Sacha Lord said: “We are disappointed with the outcome. While this fight has always been an uphill battle, made harder by the Government’s delaying tactics and refusal to mediate, we are pleased that the case has shone a light on the hospitality sector and the unfair and unequal guidance within the recovery roadmap.
“Through our legal challenges, we have achieved significant outcomes for the sector, abolishing the substantial meal requirement with our previous court action and lobbying hard to remove the 10pm curfew. Both of these results have had a hugely positive impact on operators nationwide who have been unfairly treated throughout this crisis and undoubtedly saved many jobs throughout the industry.
“Through our legal action, we have sent a clear, strong message direct to the heart of government. We will continue to advocate for those who have been unfairly impacted throughout this crisis, and despite the outcome, we will continue to hold the Government to account and demand evidence-based decisions, rather than those drafted without detailed analysis or based on bias or whim.”
On the ongoing impact on the hospitality industry, he added: “The hospitality sector has gone above and beyond to implement measures which provide safe, secure environments – measures which were, let’s not forget, advised as safe by the Government themselves and which the court already deemed to be effective based on the evidence we provided in support of our previous judicial review.

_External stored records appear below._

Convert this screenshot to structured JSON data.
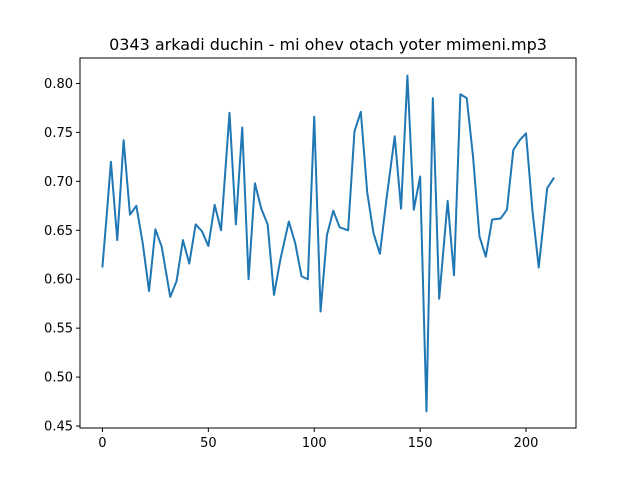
{
  "chart_data": {
    "type": "line",
    "title": "0343 arkadi duchin - mi ohev otach yoter mimeni.mp3",
    "xlabel": "",
    "ylabel": "",
    "xlim": [
      -10.6,
      223.6
    ],
    "ylim": [
      0.448,
      0.826
    ],
    "grid": false,
    "x_ticks": [
      0,
      50,
      100,
      150,
      200
    ],
    "x_tick_labels": [
      "0",
      "50",
      "100",
      "150",
      "200"
    ],
    "y_ticks": [
      0.45,
      0.5,
      0.55,
      0.6,
      0.65,
      0.7,
      0.75,
      0.8
    ],
    "y_tick_labels": [
      "0.45",
      "0.50",
      "0.55",
      "0.60",
      "0.65",
      "0.70",
      "0.75",
      "0.80"
    ],
    "series": [
      {
        "color": "#1f77b4",
        "x": [
          0,
          2,
          4,
          7,
          10,
          13,
          16,
          19,
          22,
          25,
          28,
          32,
          35,
          38,
          41,
          44,
          47,
          50,
          53,
          56,
          60,
          63,
          66,
          69,
          72,
          75,
          78,
          81,
          84,
          88,
          91,
          94,
          97,
          100,
          103,
          106,
          109,
          112,
          116,
          119,
          122,
          125,
          128,
          131,
          134,
          138,
          141,
          144,
          147,
          150,
          153,
          156,
          159,
          163,
          166,
          169,
          172,
          175,
          178,
          181,
          184,
          188,
          191,
          194,
          197,
          200,
          203,
          206,
          210,
          213
        ],
        "y": [
          0.613,
          0.665,
          0.72,
          0.64,
          0.742,
          0.666,
          0.675,
          0.637,
          0.588,
          0.651,
          0.633,
          0.582,
          0.598,
          0.64,
          0.616,
          0.656,
          0.649,
          0.634,
          0.676,
          0.65,
          0.77,
          0.656,
          0.755,
          0.6,
          0.698,
          0.672,
          0.656,
          0.584,
          0.62,
          0.659,
          0.637,
          0.603,
          0.6,
          0.766,
          0.567,
          0.645,
          0.67,
          0.653,
          0.65,
          0.751,
          0.771,
          0.689,
          0.647,
          0.626,
          0.68,
          0.746,
          0.672,
          0.808,
          0.671,
          0.705,
          0.465,
          0.785,
          0.58,
          0.68,
          0.604,
          0.789,
          0.785,
          0.725,
          0.644,
          0.623,
          0.661,
          0.662,
          0.671,
          0.732,
          0.742,
          0.749,
          0.671,
          0.612,
          0.693,
          0.703
        ]
      }
    ]
  }
}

“There are thousands of bars, pubs and restaurants across the country which are still closed and whose owners and employees are struggling financially due to these unfair restrictions.
“For the 40% minority who do have outdoor space, this weekend’s weather has only exacerbated the ongoing struggles the industry has continually faced, and I’ve heard of countless pubs that have been forced to close early or who have had zero customers due to the bad weather.
“Not only does this severely impact on business and sector recovery, but on the staff whose wages, and ability to pay rent, food and bills, are at the mercy of something as unpredictable as the weather.”
Having considered the ruling with their legal team, Osmond and Lord have decided that there is insufficient time to challenge it before May 17. Osmond is reviewing other legal options in relation to the matter.